St. Seraphim of Sarov is someone for us all to look at and admire and learn from. He is a true part of our Canonical Heritage of persons, materials, and practices.

Wednesday, April 18, 2007

To Hell and Back: a devotional

The Apostle’s Creed

I believe in God, the Father Almighty,
the Creator of heaven and earth,
and in Jesus Christ, His only Son, our Lord:

Who was conceived of the Holy Spirit,
born of the Virgin Mary,
suffered under Pontius Pilate,
was crucified, died, and buried.

He descended into hell.

The third day He arose again from the dead.

He ascended into heaven
and sits at the right hand of God the Father Almighty,
whence He shall come to judge the living and the dead.

I believe in the Holy Spirit,
the holy catholic church,
the communion of saints,
the forgiveness of sins,
the resurrection of the body,
and life everlasting.


First of all you should know that the Creed as we know it today was not settled until around the sixth century. However, it has as its form and structure the very teachings of Jesus Christ to his apostles as he was taken up to “sit at the right hand of God, the Father, almighty.” It is no accident that it is called the Apostle’s Creed. It has, in fact, at its very nucleus the core teachings of those who had seen the resurrected Lord. Its form is the very name of God; Father, Son, and Holy Spirit.

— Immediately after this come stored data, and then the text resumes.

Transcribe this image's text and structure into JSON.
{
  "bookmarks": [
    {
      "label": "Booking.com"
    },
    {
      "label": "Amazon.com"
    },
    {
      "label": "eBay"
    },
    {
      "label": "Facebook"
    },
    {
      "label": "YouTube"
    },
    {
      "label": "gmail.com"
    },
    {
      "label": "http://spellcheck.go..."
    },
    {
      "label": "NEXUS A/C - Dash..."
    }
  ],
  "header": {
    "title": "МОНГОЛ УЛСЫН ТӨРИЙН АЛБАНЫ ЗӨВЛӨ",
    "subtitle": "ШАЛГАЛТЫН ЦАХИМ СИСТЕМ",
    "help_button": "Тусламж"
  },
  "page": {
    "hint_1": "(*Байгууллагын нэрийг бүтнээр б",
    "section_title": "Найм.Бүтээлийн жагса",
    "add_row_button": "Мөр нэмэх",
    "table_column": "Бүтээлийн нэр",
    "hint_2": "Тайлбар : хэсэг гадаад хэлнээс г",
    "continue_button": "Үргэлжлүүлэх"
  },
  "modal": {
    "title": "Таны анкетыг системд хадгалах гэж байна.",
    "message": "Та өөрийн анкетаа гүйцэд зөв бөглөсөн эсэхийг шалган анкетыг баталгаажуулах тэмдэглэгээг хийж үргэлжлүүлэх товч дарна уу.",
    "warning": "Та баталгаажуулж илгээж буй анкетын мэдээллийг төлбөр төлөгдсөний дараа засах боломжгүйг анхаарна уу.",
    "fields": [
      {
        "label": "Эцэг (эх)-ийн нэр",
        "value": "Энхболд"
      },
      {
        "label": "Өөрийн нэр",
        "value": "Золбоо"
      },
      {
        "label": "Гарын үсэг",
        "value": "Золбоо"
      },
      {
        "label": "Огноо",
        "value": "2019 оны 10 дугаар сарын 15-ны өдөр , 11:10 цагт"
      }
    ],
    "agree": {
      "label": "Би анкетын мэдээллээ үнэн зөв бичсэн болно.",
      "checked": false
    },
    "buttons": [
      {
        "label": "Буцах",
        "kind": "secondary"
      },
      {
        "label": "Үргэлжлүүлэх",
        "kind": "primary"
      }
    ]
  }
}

With that, I want to focus on two lines. First, “He descended into hell.” Where did it come from and what does it mean? It came from scripture as well as the ante-scripture beliefs of first century Christians. As H. Ray Dunning points out, it could be that this literally meant that because of Christ’s becoming sin for us he was to also suffer the consequence of eternal separation from God as well. 2 Corinthians 5:21 states the case, “For our sake he made him to be sin who knew no sin, so that in him we might become the righteousness of God.” Of course, we are Wesleyan so we need to at least see what Wesley says about it. His interpretation is that “He became a ‘sin offering’ for us.”

However, the word hell here is also about the “place of the dead” or “Hades.” In the Creed it is a way of emphasizing the passion of the Christ, as Dunning says, “experiencing the reality of his suffering and death, which he tasted for every person.” Hebrews 2:9 (NRSV) says, “but we do see Jesus, who for a little while was made lower than the angels, now crowned with glory and honour because of the suffering of death, so that by the grace of God he might taste death for everyone.”

Luther said, “No one ever feared death so much as this Man.” This death and descent into hell is not so much about the division between us (in sin) and God, but about the division between God when Jesus screams out “My God, my God, why have you forsaken me?” (Mark 15:34).

None of this is very devotional and I was trying to read this Creed devotionally, so I will try to do that now. Hans Urs Von Balthasar says (with William Placher as his mouth piece), “Yes, the descent into hell did come after Christ’s death, but it was not a victory march but a movement into radical loneliness and darkness in solidarity with those who have rejected God.” Thus the words of the Psalmist are proved, “Where can I go from your spirit? Or where can I flee from your presence? If I ascend to heaven, you are there; if I make my bed in the depths, you are there.”

The second line I want to look at is particularly because we are in the Easter season. We are celebrating the part of the Creed that is the victory of us all. We cannot merely stop at the descent and not see it through. There is no darkness God will not enter, no hell he is afraid of, there is not lengths he will not go to in order to reconcile his children. He is truly the Hound of Heaven. He is the Christ who will go to hell and back to save his people. This is the radical, life-giving atonement of God that is entirely about his love for us and desire for communion with us: first incarnation, then death, then resurrection, and he will come again. Christ has died, Christ has risen, Christ will come again. This is truly something to devote our lives to.